Get out the microscope, because we’re going through this poem line-by-line.
Now proud as an enjoyer, and anon
- This line is a little tricky, because it isn't immediately clear what Shakespeare is talking about. Actually, he isn't talking about a "what," but a "who"—the "miser" that we learned about back in Line 4. In Line 4, we heard that this miser found himself in a certain state of "strife." Now, Shakespeare is explaining what that state of strife is like.
- First of all ("now"), the miser is "proud." Why? Because he's an "enjoyer" of (i.e., someone who gets to enjoy) his wealth.
- But will he always be so lucky? The line makes this seem a little doubtful, by ending with the word "anon," which means "immediately" or "straightaway." As you can see, by ending the line with a phrase meaning "and immediately," Shakespeare has once again left us—and our new acquaintance, the miser—in suspense. This makes sense because he still hasn't really explained how a miser finds himself in a state of "strife."
Doubting the filching age will steal his treasure;
- Aha! Now we get it. Or, we would if there weren't some tricky words here that don't make sense. First important translation: in this context, "Doubting" is being used in the old-fashioned meaning of "fearing." Second important translation: "filching" means "stealing." Finally, by the "age," the speaker means the times in which the miser is living.
- So, in other words, the miser is "Fearing that the stealing age will steal his treasure," which is, you know, a pretty reasonable thing for a "stealing age" to do.
- Is the "strife" of the miser clear now? From Lines 5 and 6, it looks like the trouble is he doesn't know what he wants. One moment, he's totally content, enjoying his possessions (his wealth); but then the next moment ("anon"), he can't enjoy it, because he's afraid someone will steal it.
- Or he's afraid something will steal it. If you think about it another way, age is the best thief around, eventually robbing us of everything (our sight, our movement), even life. To suggest that age is a thief is to use personification. After all, age is an abstract concept, and can't really rob us the way some guy with a mask and a dollar sign on a sack can.

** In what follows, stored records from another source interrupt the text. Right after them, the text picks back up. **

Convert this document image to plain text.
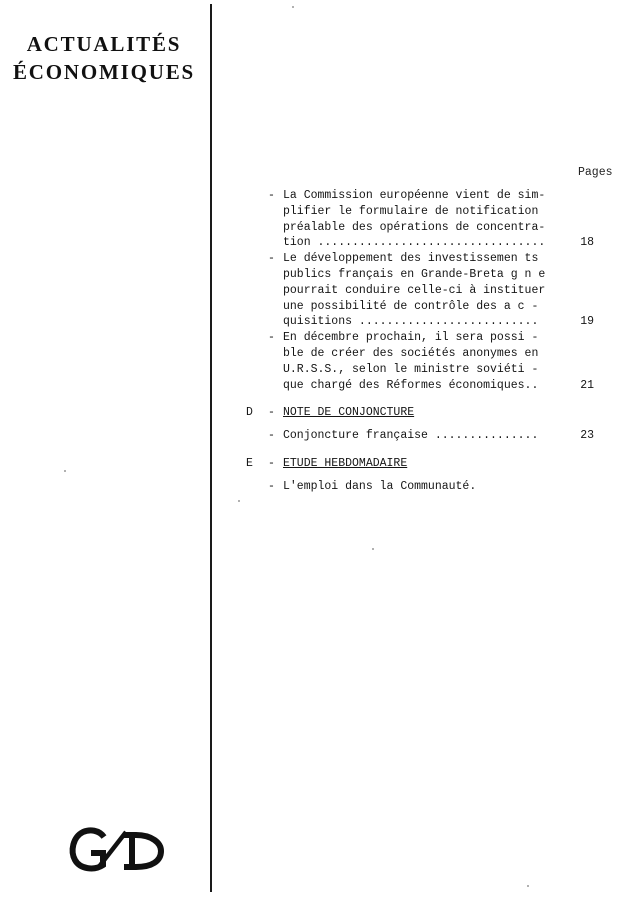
ACTUALITÉS
ÉCONOMIQUES
Pages
- La Commission européenne vient de sim-
plifier le formulaire de notification
préalable des opérations de concentra-
tion .................................	18
- Le développement des investissemen ts
publics français en Grande-Breta g n e
pourrait conduire celle-ci à instituer
une possibilité de contrôle des a c -
quisitions ..........................	19
- En décembre prochain, il sera possi -
ble de créer des sociétés anonymes en
U.R.S.S., selon le ministre soviéti -
que chargé des Réformes économiques..	21
D - NOTE DE CONJONCTURE
- Conjoncture française ...............	23
E - ETUDE HEBDOMADAIRE
- L'emploi dans la Communauté.
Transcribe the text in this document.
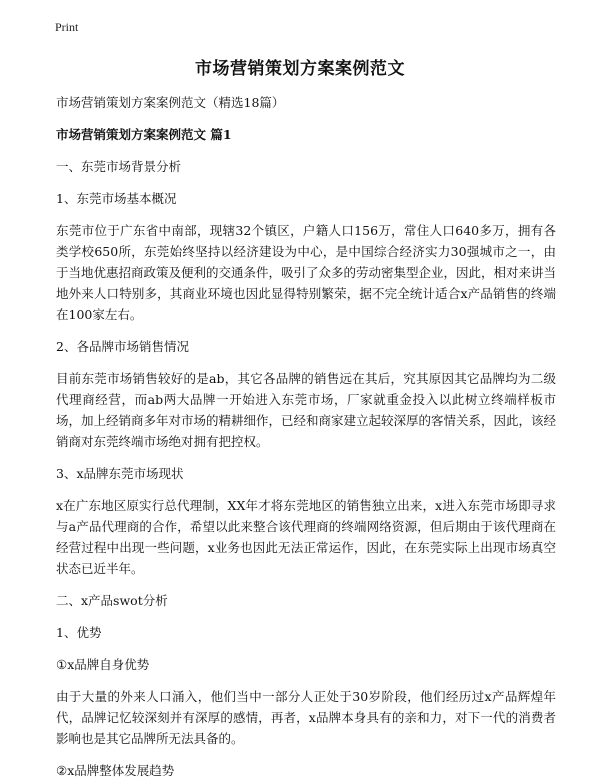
Print
市场营销策划方案案例范文

市场营销策划方案案例范文（精选18篇）

市场营销策划方案案例范文 篇1

一、东莞市场背景分析

1、东莞市场基本概况

东莞市位于广东省中南部，现辖32个镇区，户籍人口156万，常住人口640多万，拥有各类学校650所，东莞始终坚持以经济建设为中心，是中国综合经济实力30强城市之一，由于当地优惠招商政策及便利的交通条件，吸引了众多的劳动密集型企业，因此，相对来讲当地外来人口特别多，其商业环境也因此显得特别繁荣，据不完全统计适合x产品销售的终端在100家左右。

2、各品牌市场销售情况

目前东莞市场销售较好的是ab，其它各品牌的销售远在其后，究其原因其它品牌均为二级代理商经营，而ab两大品牌一开始进入东莞市场，厂家就重金投入以此树立终端样板市场，加上经销商多年对市场的精耕细作，已经和商家建立起较深厚的客情关系，因此，该经销商对东莞终端市场绝对拥有把控权。

3、x品牌东莞市场现状

x在广东地区原实行总代理制，XX年才将东莞地区的销售独立出来，x进入东莞市场即寻求与a产品代理商的合作，希望以此来整合该代理商的终端网络资源，但后期由于该代理商在经营过程中出现一些问题，x业务也因此无法正常运作，因此，在东莞实际上出现市场真空状态已近半年。

二、x产品swot分析

1、优势

①x品牌自身优势

由于大量的外来人口涌入，他们当中一部分人正处于30岁阶段，他们经历过x产品辉煌年代，品牌记忆较深刻并有深厚的感情，再者，x品牌本身具有的亲和力，对下一代的消费者影响也是其它品牌所无法具备的。

②x品牌整体发展趋势
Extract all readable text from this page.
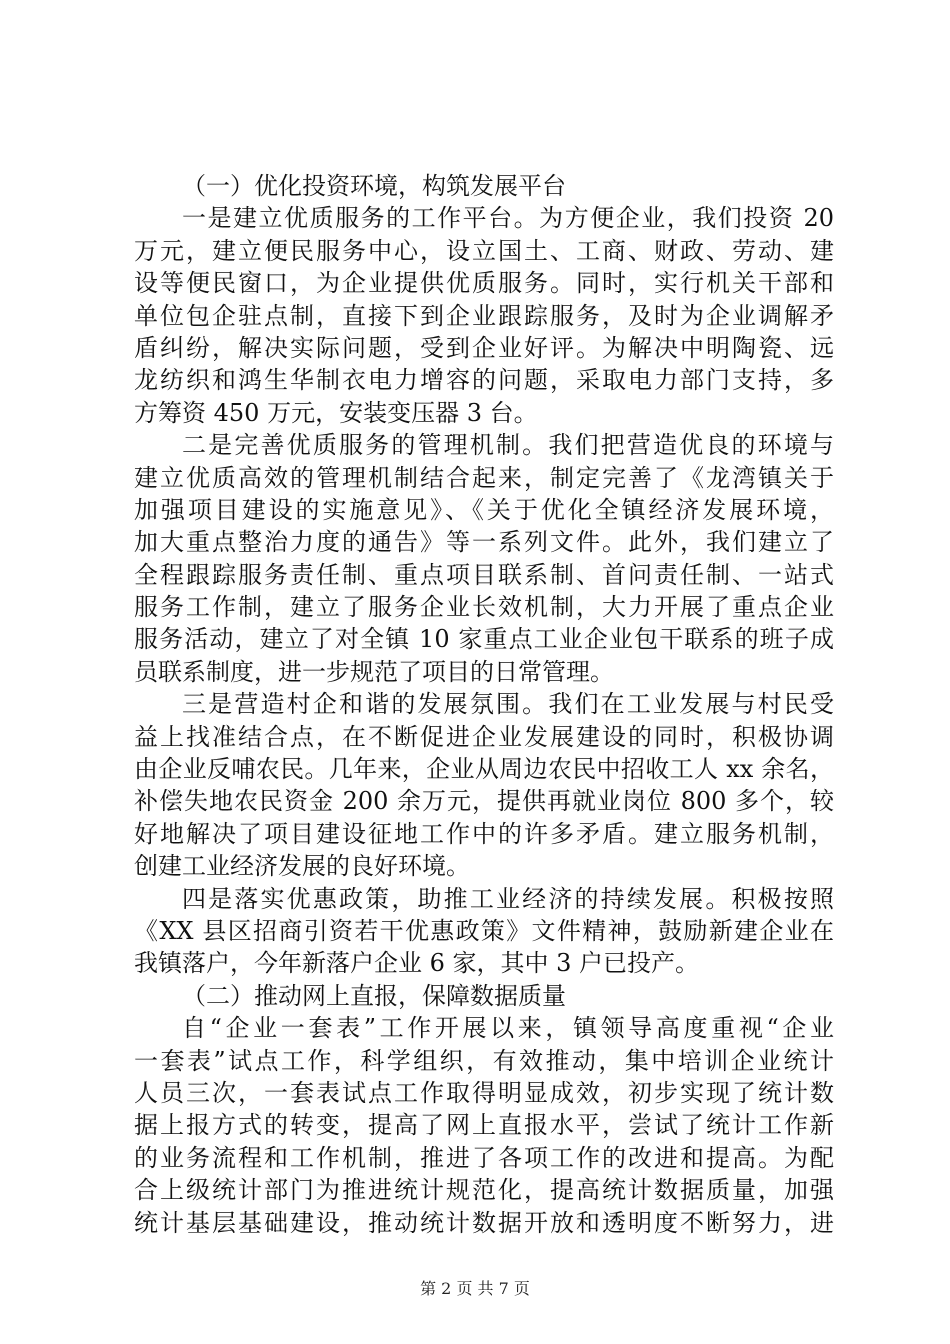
（一）优化投资环境，构筑发展平台
一是建立优质服务的工作平台。为方便企业，我们投资 20
万元，建立便民服务中心，设立国土、工商、财政、劳动、建
设等便民窗口，为企业提供优质服务。同时，实行机关干部和
单位包企驻点制，直接下到企业跟踪服务，及时为企业调解矛
盾纠纷，解决实际问题，受到企业好评。为解决中明陶瓷、远
龙纺织和鸿生华制衣电力增容的问题，采取电力部门支持，多
方筹资 450 万元，安装变压器 3 台。
二是完善优质服务的管理机制。我们把营造优良的环境与
建立优质高效的管理机制结合起来，制定完善了《龙湾镇关于
加强项目建设的实施意见》、《关于优化全镇经济发展环境，
加大重点整治力度的通告》等一系列文件。此外，我们建立了
全程跟踪服务责任制、重点项目联系制、首问责任制、一站式
服务工作制，建立了服务企业长效机制，大力开展了重点企业
服务活动，建立了对全镇 10 家重点工业企业包干联系的班子成
员联系制度，进一步规范了项目的日常管理。
三是营造村企和谐的发展氛围。我们在工业发展与村民受
益上找准结合点，在不断促进企业发展建设的同时，积极协调
由企业反哺农民。几年来，企业从周边农民中招收工人 xx 余名，
补偿失地农民资金 200 余万元，提供再就业岗位 800 多个，较
好地解决了项目建设征地工作中的许多矛盾。建立服务机制，
创建工业经济发展的良好环境。
四是落实优惠政策，助推工业经济的持续发展。积极按照
《XX 县区招商引资若干优惠政策》文件精神，鼓励新建企业在
我镇落户，今年新落户企业 6 家，其中 3 户已投产。
（二）推动网上直报，保障数据质量
自“企业一套表”工作开展以来，镇领导高度重视“企业
一套表”试点工作，科学组织，有效推动，集中培训企业统计
人员三次，一套表试点工作取得明显成效，初步实现了统计数
据上报方式的转变，提高了网上直报水平，尝试了统计工作新
的业务流程和工作机制，推进了各项工作的改进和提高。为配
合上级统计部门为推进统计规范化，提高统计数据质量，加强
统计基层基础建设，推动统计数据开放和透明度不断努力，进
第 2 页 共 7 页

- As we know from Line 4, this miser imagery is supposed to illustrate the speaker's own experience with his beloved. In other words, the miser is a metaphor for the speaker. How do you think their experiences might match up? While you think about that, let's keep reading to see if the Shakes-man himself sheds any light on it.

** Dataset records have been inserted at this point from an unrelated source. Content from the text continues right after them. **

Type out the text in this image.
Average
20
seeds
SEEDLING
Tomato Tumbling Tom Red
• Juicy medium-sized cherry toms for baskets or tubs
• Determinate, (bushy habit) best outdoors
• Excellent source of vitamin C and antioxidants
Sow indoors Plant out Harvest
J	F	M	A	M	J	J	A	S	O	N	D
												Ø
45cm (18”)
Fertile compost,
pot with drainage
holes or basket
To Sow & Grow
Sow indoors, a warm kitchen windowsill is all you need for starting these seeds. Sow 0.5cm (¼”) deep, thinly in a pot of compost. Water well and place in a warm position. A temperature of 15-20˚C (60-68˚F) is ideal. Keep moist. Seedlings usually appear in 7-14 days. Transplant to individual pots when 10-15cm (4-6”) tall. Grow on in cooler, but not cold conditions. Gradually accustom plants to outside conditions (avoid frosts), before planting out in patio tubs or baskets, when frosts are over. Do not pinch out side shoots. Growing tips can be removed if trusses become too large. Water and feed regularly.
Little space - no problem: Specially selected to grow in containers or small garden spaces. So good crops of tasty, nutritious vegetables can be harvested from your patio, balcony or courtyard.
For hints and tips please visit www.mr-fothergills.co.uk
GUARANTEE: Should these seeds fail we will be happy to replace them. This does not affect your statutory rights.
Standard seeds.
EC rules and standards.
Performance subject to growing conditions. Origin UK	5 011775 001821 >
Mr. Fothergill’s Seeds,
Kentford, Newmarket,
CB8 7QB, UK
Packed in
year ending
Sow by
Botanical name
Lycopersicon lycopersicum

Now counting best to be with you alone,
- What's going on here? Is the speaker just giving us more of the same miser imagery as before? It sure looks like it at first. After all, there are many ways that Shakespeare could have chosen to phrase the idea that appears here, which is basically, "now considering being with you alone as the best thing in the world." By using the word "counting," however, he definitely creates an image of a "miser"—of somebody counting up the coins in the hoard.
- But look again. This miser or miser-like person, whoever he or she may be, is "counting best" to be with "you." But isn't "you" the person that the speaker of this poem is talking to?
- It looks like, through some weird sleight-of-hand that would be the envy of Las Vegas, Shakespeare has made the speaker switch from talking about the miser to talking about himself (and his beloved). What's he going to do next, pull a rabbit out of a hat?
Then bettered that the world may see my pleasure;
- Well, maybe he does pull a rabbit out of a hat—metaphorically speaking, that is. That's because the speaker is describing a change of heart. Back in Line 7, he was all about keeping his relationship secret, so that he could have it all to himself. In Line 8, however, he takes a different attitude: he wants everyone to see how happy he is.
- Note that the word "bettered" at the beginning of this line is carrying over the "counting" metaphor from Line 7.
- Back in Line 7, the speaker imagines that he's tallied up the pros and cons and decided that the "best" thing is "to be with you alone." By saying that he has been "bettered," he makes it sound like he went back, revised his calculations, and realized that he'd forgotten to carry a one or something.
- This imagery, which compares decisions of love to accounting, seems designed to remind us of the miser imagery from earlier in the poem. Why do you think Shakespeare chose to make the speaker represent himself in this way?